Dense Policy: Bidirectional Autoregressive Learning of Actions
Yue Su, Xinyu Zhan, Hongjie Fang, Han Xue, Hao-Shu Fang, Yong-Lu Li, Cewu Lu, Lixin Yang
TL;DR
Dense Policy introduces a bidirectional autoregressive framework for robotic action prediction that expands sparse keyframes into dense action sequences via a coarse-to-fine process with logarithmic-time inference. Built on an encoder-only architecture, it fuses observation features through cross-attention at each expansion level, achieving efficient training and faster inference while maintaining high accuracy. Across 11 simulation tasks in 3 benchmarks and 4 real-world tasks, Dense Policy outperforms holistically generated baselines and unidirectional autoregressive approaches, with ablations confirming the value of bidirectional dependencies for long-horizon manipulation.
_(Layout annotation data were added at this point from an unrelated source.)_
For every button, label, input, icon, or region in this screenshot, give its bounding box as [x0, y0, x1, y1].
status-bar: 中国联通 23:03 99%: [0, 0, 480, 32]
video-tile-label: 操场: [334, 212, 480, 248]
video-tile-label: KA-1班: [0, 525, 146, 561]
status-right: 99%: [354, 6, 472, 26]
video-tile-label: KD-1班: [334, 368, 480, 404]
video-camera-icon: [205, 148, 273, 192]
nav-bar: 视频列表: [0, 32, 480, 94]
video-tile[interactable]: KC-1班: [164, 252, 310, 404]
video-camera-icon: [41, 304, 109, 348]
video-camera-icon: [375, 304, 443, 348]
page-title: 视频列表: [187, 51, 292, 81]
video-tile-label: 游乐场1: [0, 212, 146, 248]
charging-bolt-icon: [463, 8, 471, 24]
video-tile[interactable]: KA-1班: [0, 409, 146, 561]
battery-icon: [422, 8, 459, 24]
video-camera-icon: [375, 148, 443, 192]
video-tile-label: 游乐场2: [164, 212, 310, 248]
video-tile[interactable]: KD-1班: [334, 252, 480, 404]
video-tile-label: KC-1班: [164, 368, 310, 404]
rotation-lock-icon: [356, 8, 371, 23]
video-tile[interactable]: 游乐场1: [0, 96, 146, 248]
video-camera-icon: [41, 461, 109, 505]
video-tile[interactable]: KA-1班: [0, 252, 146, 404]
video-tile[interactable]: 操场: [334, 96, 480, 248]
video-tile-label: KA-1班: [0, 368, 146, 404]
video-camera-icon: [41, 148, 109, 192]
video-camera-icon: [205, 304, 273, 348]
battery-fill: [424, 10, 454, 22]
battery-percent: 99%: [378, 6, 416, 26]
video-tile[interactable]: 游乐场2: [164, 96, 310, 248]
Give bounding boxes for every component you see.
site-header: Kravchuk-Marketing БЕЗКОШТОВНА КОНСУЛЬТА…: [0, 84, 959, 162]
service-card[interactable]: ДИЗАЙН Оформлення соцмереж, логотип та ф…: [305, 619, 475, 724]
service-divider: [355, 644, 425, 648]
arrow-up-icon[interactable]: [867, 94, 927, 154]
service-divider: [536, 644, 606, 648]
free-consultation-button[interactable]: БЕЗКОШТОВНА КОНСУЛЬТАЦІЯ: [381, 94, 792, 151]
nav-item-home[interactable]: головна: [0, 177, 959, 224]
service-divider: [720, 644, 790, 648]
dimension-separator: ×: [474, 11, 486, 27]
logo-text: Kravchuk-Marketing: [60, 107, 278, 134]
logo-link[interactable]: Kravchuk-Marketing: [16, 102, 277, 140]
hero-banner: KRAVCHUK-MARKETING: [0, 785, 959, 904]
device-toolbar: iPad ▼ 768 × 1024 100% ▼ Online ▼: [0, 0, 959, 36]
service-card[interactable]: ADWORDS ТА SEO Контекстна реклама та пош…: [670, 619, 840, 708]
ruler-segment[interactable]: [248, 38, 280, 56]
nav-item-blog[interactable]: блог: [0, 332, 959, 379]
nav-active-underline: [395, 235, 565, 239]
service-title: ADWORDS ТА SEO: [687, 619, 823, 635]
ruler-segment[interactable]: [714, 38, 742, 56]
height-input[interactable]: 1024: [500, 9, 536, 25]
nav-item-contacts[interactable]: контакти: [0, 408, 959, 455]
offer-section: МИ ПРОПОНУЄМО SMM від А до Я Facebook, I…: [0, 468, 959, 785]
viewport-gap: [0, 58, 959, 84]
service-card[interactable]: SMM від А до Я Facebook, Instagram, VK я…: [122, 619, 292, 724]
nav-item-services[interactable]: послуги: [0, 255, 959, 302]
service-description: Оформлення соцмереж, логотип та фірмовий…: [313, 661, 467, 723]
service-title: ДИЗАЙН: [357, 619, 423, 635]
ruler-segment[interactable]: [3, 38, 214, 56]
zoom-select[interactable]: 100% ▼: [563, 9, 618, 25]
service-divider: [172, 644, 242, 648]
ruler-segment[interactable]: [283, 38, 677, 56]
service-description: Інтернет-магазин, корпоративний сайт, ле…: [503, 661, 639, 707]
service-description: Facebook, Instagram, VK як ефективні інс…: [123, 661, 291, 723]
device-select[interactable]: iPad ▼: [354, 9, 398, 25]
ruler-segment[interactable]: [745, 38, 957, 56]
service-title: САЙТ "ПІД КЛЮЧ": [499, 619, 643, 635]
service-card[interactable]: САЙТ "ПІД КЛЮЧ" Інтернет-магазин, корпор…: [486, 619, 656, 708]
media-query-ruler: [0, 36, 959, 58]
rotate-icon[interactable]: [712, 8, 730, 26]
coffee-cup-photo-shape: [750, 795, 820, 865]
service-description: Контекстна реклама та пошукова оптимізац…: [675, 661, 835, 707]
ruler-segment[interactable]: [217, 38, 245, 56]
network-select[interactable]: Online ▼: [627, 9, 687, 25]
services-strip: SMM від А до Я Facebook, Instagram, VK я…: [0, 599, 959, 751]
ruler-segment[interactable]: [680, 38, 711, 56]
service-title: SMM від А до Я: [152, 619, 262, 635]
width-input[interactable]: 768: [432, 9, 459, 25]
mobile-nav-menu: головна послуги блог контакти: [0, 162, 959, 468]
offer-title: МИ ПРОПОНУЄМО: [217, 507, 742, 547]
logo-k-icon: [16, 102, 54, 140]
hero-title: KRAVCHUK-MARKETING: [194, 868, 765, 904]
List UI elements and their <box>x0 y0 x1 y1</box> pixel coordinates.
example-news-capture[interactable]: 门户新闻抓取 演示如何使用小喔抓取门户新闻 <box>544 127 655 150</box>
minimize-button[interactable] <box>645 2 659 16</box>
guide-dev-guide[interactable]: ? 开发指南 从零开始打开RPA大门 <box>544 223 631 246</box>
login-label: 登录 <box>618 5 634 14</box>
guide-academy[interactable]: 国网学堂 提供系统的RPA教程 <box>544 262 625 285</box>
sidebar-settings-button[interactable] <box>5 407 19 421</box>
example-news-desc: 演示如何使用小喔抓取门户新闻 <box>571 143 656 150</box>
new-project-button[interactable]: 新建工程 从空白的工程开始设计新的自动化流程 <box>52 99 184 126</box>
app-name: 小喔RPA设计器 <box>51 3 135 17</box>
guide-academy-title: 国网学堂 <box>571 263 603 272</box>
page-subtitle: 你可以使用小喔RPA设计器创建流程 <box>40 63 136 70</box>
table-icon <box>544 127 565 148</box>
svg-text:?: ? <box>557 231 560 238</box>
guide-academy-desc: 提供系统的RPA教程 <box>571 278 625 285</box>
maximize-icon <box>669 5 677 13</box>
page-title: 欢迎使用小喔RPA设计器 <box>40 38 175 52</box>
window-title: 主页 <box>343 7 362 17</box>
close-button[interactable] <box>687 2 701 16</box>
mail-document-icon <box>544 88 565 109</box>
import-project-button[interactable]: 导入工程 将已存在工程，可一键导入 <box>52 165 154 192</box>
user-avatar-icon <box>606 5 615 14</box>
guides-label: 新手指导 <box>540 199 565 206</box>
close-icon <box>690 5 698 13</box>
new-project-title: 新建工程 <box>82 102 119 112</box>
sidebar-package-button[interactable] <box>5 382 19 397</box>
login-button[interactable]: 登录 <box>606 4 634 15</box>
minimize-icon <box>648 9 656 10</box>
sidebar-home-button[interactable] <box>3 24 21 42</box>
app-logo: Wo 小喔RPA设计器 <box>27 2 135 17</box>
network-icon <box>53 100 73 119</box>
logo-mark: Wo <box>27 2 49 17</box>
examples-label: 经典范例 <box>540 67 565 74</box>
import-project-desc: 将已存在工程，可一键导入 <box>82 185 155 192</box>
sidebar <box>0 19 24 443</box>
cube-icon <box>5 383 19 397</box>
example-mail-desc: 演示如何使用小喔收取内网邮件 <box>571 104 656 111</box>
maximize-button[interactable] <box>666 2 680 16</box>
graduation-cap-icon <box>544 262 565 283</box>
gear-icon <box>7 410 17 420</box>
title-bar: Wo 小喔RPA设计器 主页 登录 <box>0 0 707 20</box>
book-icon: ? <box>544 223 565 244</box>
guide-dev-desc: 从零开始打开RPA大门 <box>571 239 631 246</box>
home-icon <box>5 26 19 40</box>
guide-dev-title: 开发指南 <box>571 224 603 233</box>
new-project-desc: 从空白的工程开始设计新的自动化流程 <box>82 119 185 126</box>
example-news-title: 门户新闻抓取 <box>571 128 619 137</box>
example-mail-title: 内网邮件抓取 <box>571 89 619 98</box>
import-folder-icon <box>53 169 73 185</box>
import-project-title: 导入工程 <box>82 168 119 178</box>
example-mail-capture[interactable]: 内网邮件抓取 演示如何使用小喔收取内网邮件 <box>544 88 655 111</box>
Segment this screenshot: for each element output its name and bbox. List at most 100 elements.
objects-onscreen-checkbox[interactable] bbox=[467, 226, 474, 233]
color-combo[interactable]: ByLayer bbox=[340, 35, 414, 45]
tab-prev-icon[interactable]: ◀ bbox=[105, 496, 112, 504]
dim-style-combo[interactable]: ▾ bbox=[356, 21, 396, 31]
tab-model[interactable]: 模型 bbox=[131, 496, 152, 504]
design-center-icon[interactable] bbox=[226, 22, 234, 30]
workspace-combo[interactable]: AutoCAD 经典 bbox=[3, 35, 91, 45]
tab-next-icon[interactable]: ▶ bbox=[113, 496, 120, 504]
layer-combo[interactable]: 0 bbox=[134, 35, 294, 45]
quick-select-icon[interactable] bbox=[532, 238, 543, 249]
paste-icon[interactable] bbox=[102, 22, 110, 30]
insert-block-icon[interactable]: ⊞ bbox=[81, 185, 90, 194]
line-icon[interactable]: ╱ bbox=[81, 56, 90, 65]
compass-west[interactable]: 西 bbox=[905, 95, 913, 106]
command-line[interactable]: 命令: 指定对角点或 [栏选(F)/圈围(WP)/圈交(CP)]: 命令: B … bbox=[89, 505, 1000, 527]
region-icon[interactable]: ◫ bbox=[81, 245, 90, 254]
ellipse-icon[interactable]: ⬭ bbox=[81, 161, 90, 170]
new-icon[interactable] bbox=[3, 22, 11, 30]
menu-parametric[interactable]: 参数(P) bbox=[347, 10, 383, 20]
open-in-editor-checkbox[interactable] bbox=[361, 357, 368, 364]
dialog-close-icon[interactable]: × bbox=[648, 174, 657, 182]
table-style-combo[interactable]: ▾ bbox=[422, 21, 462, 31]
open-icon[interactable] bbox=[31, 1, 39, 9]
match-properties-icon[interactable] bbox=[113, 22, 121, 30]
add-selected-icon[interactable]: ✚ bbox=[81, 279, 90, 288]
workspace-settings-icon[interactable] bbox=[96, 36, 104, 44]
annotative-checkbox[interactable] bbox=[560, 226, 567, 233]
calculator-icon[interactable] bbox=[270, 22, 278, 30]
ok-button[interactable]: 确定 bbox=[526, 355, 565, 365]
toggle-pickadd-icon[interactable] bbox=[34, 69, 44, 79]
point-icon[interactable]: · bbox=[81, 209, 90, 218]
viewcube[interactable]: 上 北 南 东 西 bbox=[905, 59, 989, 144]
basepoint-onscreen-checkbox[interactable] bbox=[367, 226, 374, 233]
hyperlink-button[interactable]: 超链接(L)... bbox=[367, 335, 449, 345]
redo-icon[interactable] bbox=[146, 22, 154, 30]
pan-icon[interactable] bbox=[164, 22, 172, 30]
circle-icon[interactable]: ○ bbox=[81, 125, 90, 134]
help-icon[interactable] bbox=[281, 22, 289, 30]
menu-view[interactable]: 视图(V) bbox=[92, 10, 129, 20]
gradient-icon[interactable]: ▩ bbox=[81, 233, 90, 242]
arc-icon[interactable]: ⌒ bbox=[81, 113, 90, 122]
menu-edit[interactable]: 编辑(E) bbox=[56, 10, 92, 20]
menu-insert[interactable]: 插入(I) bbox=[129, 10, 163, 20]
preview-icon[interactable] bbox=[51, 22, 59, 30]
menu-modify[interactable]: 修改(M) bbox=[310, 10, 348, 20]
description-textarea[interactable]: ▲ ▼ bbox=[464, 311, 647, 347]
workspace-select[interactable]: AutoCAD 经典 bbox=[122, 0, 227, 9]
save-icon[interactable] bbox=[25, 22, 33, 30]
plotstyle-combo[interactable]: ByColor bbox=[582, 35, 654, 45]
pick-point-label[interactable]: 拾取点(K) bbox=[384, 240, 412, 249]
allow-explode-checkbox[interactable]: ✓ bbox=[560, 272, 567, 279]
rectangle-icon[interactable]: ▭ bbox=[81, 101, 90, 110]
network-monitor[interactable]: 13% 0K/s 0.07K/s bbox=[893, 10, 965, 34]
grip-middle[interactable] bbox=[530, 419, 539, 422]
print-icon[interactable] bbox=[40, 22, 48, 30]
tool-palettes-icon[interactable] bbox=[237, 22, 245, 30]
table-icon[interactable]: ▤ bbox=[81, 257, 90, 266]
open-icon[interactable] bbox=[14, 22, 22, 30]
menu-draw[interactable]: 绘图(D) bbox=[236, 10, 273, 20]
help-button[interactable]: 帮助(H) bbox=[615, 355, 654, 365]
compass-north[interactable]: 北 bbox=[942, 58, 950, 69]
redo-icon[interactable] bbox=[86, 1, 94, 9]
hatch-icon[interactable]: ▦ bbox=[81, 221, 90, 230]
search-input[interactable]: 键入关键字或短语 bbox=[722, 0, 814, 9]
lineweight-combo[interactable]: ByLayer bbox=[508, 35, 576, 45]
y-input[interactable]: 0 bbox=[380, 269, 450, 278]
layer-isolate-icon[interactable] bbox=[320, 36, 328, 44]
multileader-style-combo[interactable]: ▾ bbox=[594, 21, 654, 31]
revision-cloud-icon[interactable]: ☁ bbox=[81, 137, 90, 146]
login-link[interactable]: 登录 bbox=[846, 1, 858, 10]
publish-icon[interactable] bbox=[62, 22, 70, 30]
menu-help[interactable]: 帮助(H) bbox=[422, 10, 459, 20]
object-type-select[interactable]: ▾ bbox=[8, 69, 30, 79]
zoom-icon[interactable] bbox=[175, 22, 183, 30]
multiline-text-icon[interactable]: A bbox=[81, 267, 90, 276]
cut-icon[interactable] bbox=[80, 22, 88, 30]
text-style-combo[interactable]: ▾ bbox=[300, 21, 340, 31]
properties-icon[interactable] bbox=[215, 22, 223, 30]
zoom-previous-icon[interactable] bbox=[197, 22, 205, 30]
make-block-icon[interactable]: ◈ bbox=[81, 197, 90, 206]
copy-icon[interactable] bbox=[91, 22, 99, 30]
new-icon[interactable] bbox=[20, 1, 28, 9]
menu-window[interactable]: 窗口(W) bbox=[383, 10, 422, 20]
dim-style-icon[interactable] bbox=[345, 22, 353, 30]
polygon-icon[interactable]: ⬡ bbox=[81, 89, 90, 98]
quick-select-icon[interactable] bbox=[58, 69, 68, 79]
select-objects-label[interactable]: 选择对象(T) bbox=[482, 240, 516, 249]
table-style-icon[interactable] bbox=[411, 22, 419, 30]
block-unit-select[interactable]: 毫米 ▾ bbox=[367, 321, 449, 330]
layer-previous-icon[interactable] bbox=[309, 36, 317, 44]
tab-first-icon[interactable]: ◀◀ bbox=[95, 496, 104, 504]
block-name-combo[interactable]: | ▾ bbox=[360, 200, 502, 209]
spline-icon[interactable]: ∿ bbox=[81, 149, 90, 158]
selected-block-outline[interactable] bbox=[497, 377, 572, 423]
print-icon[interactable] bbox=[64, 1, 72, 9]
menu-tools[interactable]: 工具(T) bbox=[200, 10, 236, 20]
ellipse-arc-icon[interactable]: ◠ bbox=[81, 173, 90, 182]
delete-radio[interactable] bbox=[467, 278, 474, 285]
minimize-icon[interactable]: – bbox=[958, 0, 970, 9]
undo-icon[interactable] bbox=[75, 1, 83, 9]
The work demonstrates strong generalization across 2D/3D perception and real-world settings, while noting potential extensions to broader vision-language-action tasks and scaling to larger models.
Abstract
Mainstream visuomotor policies predominantly rely on generative models for holistic action prediction, while current autoregressive policies, predicting the next token or chunk, have shown suboptimal results. This motivates a search for more effective learning methods to unleash the potential of autoregressive policies for robotic manipulation. This paper introduces a bidirectionally expanded learning approach, termed Dense Policy, to establish a new paradigm for autoregressive policies in action prediction. It employs a lightweight encoder-only architecture to iteratively unfold the action sequence from an initial single frame into the target sequence in a coarse-to-fine manner with logarithmic-time inference. Extensive experiments validate that our dense policy has superior autoregressive learning capabilities and can surpass existing holistic generative policies. Our policy, example data, and training code will be publicly available upon publication. Project page: https: //selen-suyue.github.io/DspNet/.